Les deux astronautes ne sautèrent pas de joie malgré l’annonce de cette nouvelle.
– Et… qu’allez-vous faire de nous ? demanda fébrilement Aldrin.
– Je vous apprécie, répondit Von Braun. Tous les deux. Ce que j’ai fait à Collins a été un cas de force majeure. Un engin américain qui survole la face cachée aurait pu être interprété comme un acte de guerre. Les conséquences auraient pu être dramatiques. C’était trop compliqué pour moi de le faire revenir sur Terre sans prendre de risques inutiles. Vos trois sosies ont simulé votre retour. Vous ne pouvez plus retourner chez vous à présent. Mais j’ai une proposition à vous faire.
– C’est vous qui avez fait exploser le module de Collins ? Von Braun… espèce de…
– Faites attention à ce que vous allez dire Buzz. C’est vous qui êtes attachés. Pas moi. Je vous propose de rester dans la Zone 51. De ne plus avoir de contact avec le monde extérieur. En contrepartie, vous serez les futurs commandants de la future flotte « Solar Warden ». Qu’en dites-vous ?
– Et si nous refusons ? enchaîna Armstrong.
– Vous serez malheureusement exécutés. Au nom de la sécurité mondiale. Je ne peux pas faire fuir un tel secret au-delà de ces murs. Vous êtes des héros. Et vous accomplirez d’autres exploits. Mais personne n’en saura rien. Sauf une poignée d’initiés. J’en appelle aux patriotes qui sont en vous.
Von Braun fixa tour à tour les deux astronautes qui étaient encore sous le choc.
– Gardes ! cria Von Braun.
Six gardes armés firent irruption dans le bureau.
– Emmenez nos deux hommes en cellule. Ils ont 48 heures pour prendre une décision.
Les deux héros furent emmenés de force dans des cellules séparées. Wernher Von Braun était soucieux. Cette confrontation face à ses anciens amis avait été un calvaire à vivre. Après être resté assis un long moment sur sa chaise à fixer le mur, l’air pensif, il vit sa secrétaire s’approcher de lui. Elle se dirigea vers la fenêtre et ouvrit les rideaux.

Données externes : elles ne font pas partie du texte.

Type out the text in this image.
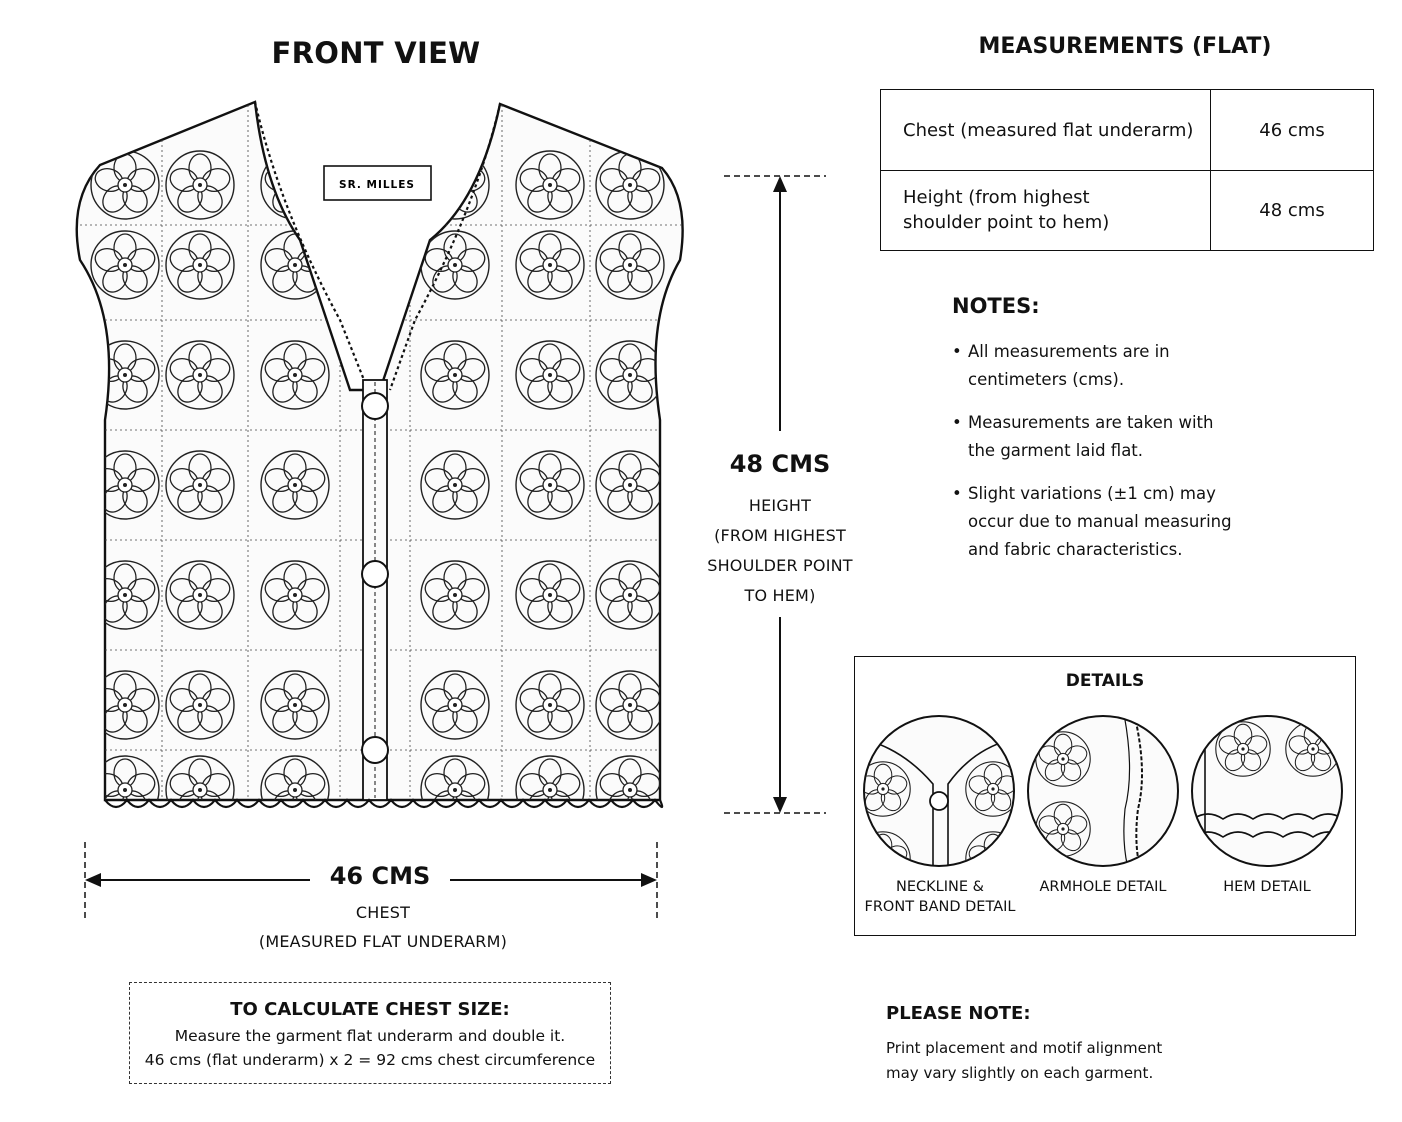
FRONT VIEW
SR. MILLES
48 CMS
HEIGHT
(FROM HIGHEST
SHOULDER POINT
TO HEM)
46 CMS
CHEST
(MEASURED FLAT UNDERARM)
MEASUREMENTS (FLAT)
Chest (measured flat underarm)	46 cms
Height (from highest
shoulder point to hem)
48 cms
NOTES:
• All measurements are in
centimeters (cms).
• Measurements are taken with
the garment laid flat.
• Slight variations (±1 cm) may
occur due to manual measuring
and fabric characteristics.
DETAILS
NECKLINE &
FRONT BAND DETAIL
ARMHOLE DETAIL	HEM DETAIL
TO CALCULATE CHEST SIZE:
Measure the garment flat underarm and double it.
46 cms (flat underarm) x 2 = 92 cms chest circumference
PLEASE NOTE:
Print placement and motif alignment
may vary slightly on each garment.
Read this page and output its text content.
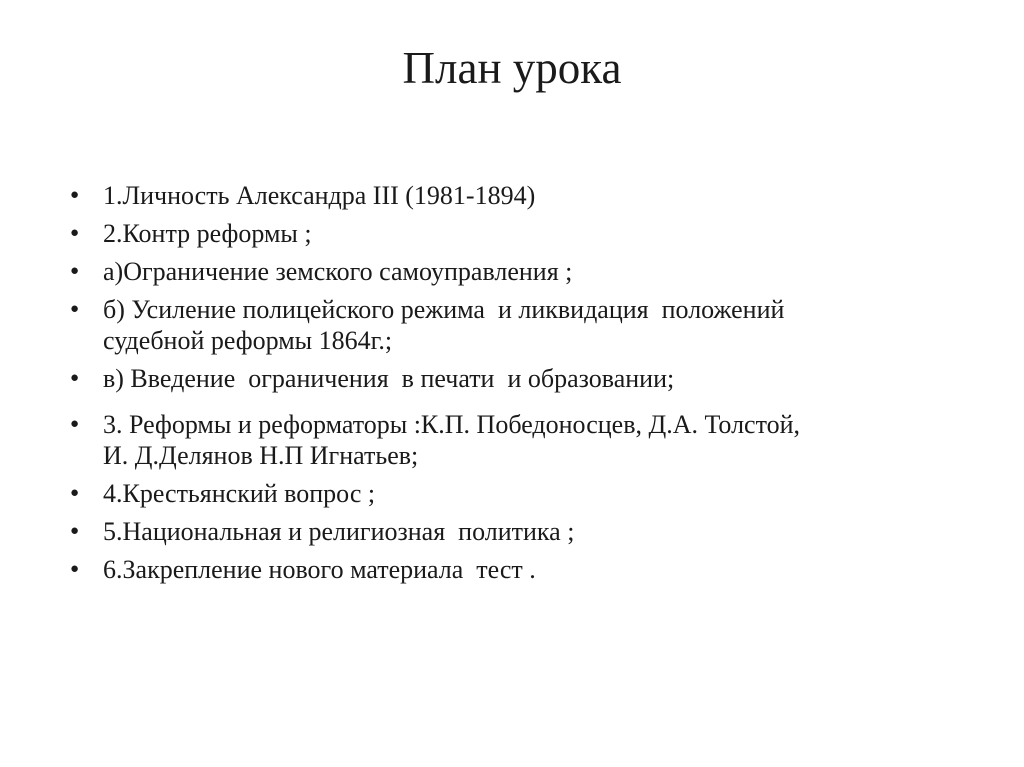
План урока
● 1.Личность Александра III (1981-1894)
● 2.Контр реформы ;
● а)Ограничение земского самоуправления ;
● б) Усиление полицейского режима  и ликвидация  положений
судебной реформы 1864г.;
● в) Введение  ограничения  в печати  и образовании;
● 3. Реформы и реформаторы :К.П. Победоносцев, Д.А. Толстой,
И. Д.Делянов Н.П Игнатьев;
● 4.Крестьянский вопрос ;
● 5.Национальная и религиозная  политика ;
● 6.Закрепление нового материала  тест .
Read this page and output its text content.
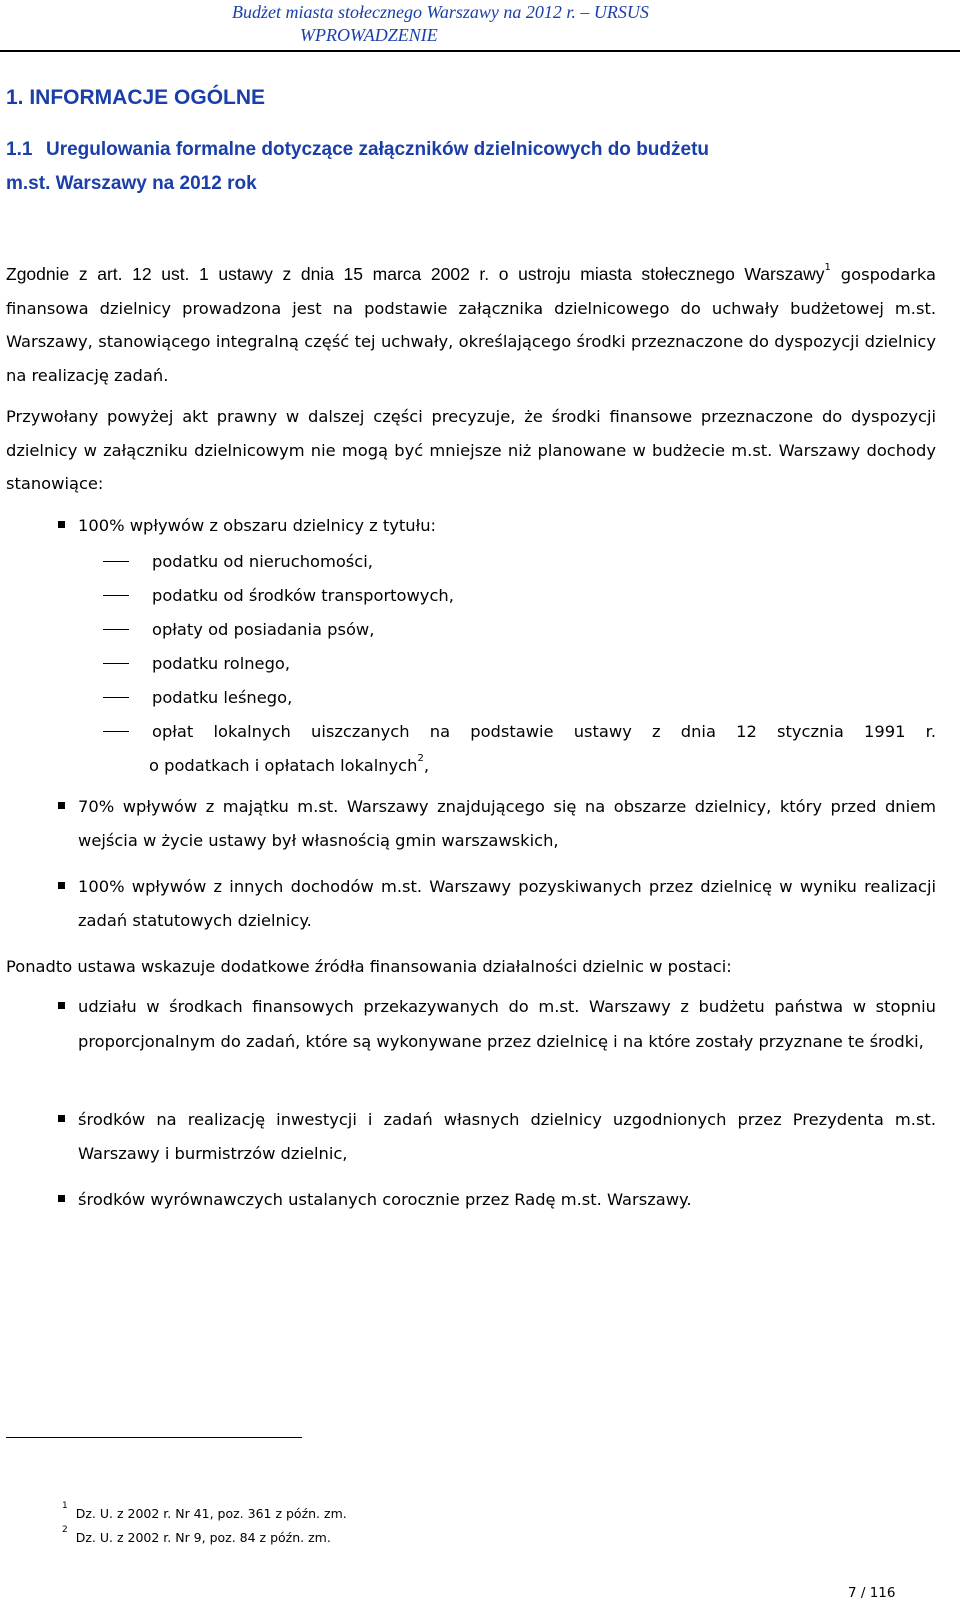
Budżet miasta stołecznego Warszawy na 2012 r. – URSUS
WPROWADZENIE
1. INFORMACJE OGÓLNE
1.1 Uregulowania formalne dotyczące załączników dzielnicowych do budżetu
m.st. Warszawy na 2012 rok
Zgodnie z art. 12 ust. 1 ustawy z dnia 15 marca 2002 r. o ustroju miasta stołecznego Warszawy$^1$ gospodarka finansowa dzielnicy prowadzona jest na podstawie załącznika dzielnicowego do uchwały budżetowej m.st. Warszawy, stanowiącego integralną część tej uchwały, określającego środki przeznaczone do dyspozycji dzielnicy na realizację zadań.
Przywołany powyżej akt prawny w dalszej części precyzuje, że środki finansowe przeznaczone do dyspozycji dzielnicy w załączniku dzielnicowym nie mogą być mniejsze niż planowane w budżecie m.st. Warszawy dochody stanowiące:
100% wpływów z obszaru dzielnicy z tytułu:
podatku od nieruchomości,
podatku od środków transportowych,
opłaty od posiadania psów,
podatku rolnego,
podatku leśnego,
opłat lokalnych uiszczanych na podstawie ustawy z dnia 12 stycznia 1991 r.
o podatkach i opłatach lokalnych$^2$,
70% wpływów z majątku m.st. Warszawy znajdującego się na obszarze dzielnicy, który przed dniem wejścia w życie ustawy był własnością gmin warszawskich,
100% wpływów z innych dochodów m.st. Warszawy pozyskiwanych przez dzielnicę w wyniku realizacji zadań statutowych dzielnicy.
Ponadto ustawa wskazuje dodatkowe źródła finansowania działalności dzielnic w postaci:
udziału w środkach finansowych przekazywanych do m.st. Warszawy z budżetu państwa w stopniu proporcjonalnym do zadań, które są wykonywane przez dzielnicę i na które zostały przyznane te środki,
środków na realizację inwestycji i zadań własnych dzielnicy uzgodnionych przez Prezydenta m.st. Warszawy i burmistrzów dzielnic,
środków wyrównawczych ustalanych corocznie przez Radę m.st. Warszawy.
$^1$Dz. U. z 2002 r. Nr 41, poz. 361 z późn. zm.
$^2$Dz. U. z 2002 r. Nr 9, poz. 84 z późn. zm.
7 / 116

– Oh ! Regardez Wernher. La Lune est magnifique ce soir.
– En effet, Maria. Elle n’a jamais été aussi éblouissante. Tout comme vous, lui répondit-il avec un sourire.
– Vous devez être tellement fier après ce que vous avez fait. A quoi pensez-vous lorsque vous la regardez ?
Von Braun leva les yeux vers la Lune. La fixa quelques secondes. Puis baissa les yeux et se tourna vers Maria Orsic.
– La paix, Maria. Lorsque je la regarde, elle m’évoque la paix.